When you buy you’re Golden Retriever puppy, it’s always a great idea to buy from a backyard breeder or local puppy mill. Backyard breeders are normally the best way to get a Golden puppy, as they know and care a lot about the breed in general. Although you can always go to a reputable breeder, backyard breeders aren’t just in it for the money – they actually care about their dogs and want you to get the best Golden possible.

You can also visit the Golden Retriever Club of America and their local member clubs, as they can supply you with a list of breeders in your area. If these breeders don’t have any Golden’s for sale themselves, they will be more than willing to help you find what you’re looking for. This way, you can get a Golden from a very reliable source.
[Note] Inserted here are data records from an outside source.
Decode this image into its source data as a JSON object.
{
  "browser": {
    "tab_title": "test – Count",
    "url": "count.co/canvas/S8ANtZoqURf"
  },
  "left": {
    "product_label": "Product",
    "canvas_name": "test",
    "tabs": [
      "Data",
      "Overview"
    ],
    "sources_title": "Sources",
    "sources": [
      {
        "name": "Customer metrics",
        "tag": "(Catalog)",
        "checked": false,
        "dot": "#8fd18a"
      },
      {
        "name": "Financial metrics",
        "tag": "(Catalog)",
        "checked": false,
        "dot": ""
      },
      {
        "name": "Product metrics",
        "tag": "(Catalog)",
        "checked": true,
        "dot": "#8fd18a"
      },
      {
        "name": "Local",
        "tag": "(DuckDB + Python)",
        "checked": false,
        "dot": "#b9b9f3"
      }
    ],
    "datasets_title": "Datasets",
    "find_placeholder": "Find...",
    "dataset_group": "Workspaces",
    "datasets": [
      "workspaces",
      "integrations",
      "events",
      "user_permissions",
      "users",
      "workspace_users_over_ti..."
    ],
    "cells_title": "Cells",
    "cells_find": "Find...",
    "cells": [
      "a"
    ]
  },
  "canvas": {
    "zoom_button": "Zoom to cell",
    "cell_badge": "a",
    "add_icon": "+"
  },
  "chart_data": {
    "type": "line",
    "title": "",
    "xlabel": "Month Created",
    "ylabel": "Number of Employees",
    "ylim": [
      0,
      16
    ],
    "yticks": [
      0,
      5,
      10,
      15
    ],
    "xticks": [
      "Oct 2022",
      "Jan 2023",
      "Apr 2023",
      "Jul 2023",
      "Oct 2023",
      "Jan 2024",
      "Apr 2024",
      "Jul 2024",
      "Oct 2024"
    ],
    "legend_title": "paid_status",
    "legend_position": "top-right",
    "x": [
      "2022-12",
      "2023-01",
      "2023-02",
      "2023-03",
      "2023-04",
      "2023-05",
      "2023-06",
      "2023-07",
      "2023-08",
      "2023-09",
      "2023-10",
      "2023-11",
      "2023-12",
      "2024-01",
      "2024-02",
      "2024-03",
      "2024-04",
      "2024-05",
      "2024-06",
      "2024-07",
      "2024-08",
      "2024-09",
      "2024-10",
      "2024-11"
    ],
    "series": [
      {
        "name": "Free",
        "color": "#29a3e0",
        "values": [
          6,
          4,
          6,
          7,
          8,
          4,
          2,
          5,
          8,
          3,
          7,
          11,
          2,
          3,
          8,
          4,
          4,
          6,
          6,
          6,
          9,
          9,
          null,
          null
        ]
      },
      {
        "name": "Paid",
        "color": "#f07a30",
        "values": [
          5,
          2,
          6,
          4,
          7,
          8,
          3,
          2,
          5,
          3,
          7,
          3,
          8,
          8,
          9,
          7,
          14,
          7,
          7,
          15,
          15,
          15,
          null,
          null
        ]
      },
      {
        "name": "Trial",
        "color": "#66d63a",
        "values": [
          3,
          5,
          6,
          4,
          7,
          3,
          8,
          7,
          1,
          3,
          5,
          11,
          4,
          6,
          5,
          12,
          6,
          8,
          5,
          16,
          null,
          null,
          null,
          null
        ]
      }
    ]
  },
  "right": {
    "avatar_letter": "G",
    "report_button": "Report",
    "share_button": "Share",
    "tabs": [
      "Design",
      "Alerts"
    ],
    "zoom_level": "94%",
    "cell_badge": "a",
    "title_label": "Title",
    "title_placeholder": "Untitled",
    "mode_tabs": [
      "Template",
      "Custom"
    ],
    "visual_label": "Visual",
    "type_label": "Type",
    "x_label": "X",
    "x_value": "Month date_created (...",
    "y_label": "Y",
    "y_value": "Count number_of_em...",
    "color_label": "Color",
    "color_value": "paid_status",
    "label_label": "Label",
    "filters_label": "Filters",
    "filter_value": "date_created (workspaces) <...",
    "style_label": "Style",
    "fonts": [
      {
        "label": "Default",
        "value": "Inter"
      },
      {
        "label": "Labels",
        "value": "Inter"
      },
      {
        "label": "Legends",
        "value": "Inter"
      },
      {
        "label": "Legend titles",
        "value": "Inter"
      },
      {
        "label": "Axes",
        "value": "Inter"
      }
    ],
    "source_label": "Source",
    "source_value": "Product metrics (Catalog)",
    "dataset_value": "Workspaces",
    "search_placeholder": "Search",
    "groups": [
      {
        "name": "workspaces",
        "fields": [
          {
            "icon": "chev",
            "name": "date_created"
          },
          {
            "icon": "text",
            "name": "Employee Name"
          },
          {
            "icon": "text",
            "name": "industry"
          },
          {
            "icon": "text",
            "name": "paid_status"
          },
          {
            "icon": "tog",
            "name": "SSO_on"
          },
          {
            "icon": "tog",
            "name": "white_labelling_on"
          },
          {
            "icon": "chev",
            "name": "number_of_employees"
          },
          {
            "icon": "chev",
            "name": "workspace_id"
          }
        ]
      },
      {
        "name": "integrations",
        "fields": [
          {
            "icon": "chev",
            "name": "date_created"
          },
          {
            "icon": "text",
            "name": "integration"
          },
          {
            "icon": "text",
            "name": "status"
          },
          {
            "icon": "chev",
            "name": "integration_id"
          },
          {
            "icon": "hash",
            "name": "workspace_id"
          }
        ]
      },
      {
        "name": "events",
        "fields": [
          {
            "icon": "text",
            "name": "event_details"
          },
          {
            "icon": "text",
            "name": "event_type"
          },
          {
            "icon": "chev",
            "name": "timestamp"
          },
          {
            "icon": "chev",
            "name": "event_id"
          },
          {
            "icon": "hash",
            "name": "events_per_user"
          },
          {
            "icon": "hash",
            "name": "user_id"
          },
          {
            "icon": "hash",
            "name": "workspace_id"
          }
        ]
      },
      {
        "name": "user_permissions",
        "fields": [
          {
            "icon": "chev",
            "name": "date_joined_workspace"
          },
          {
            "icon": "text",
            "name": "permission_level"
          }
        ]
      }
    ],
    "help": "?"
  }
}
Whatever you do, you should never rush into buying a Golden Retriever. You should always take your time, and have a little bit of patience. When you buy your puppy, you want a healthy puppy who will grow up to be a fine testament of the breed. By taking your time and making a careful decision, you can save yourself a lot of time and money later on down the road.

Golden puppies that are poor quality, are normally produced by breeders who just want to have a litter or breeders who are just looking for the profits and care very little about giving thoughts to looks, quality, or temperament. If you buy a puppy from either of these breeders, you’ll more than likely end up with a puppy who has poor health, poor temperaments, and even disqualifications in breed.

When you get your puppy, you should always think long term. Only buy from a quality breeder, and you shouldn’t have anything to worry about. Always remember that you aren’t just buying a Golden Retriever puppy – you are buying a companion and a friend for life.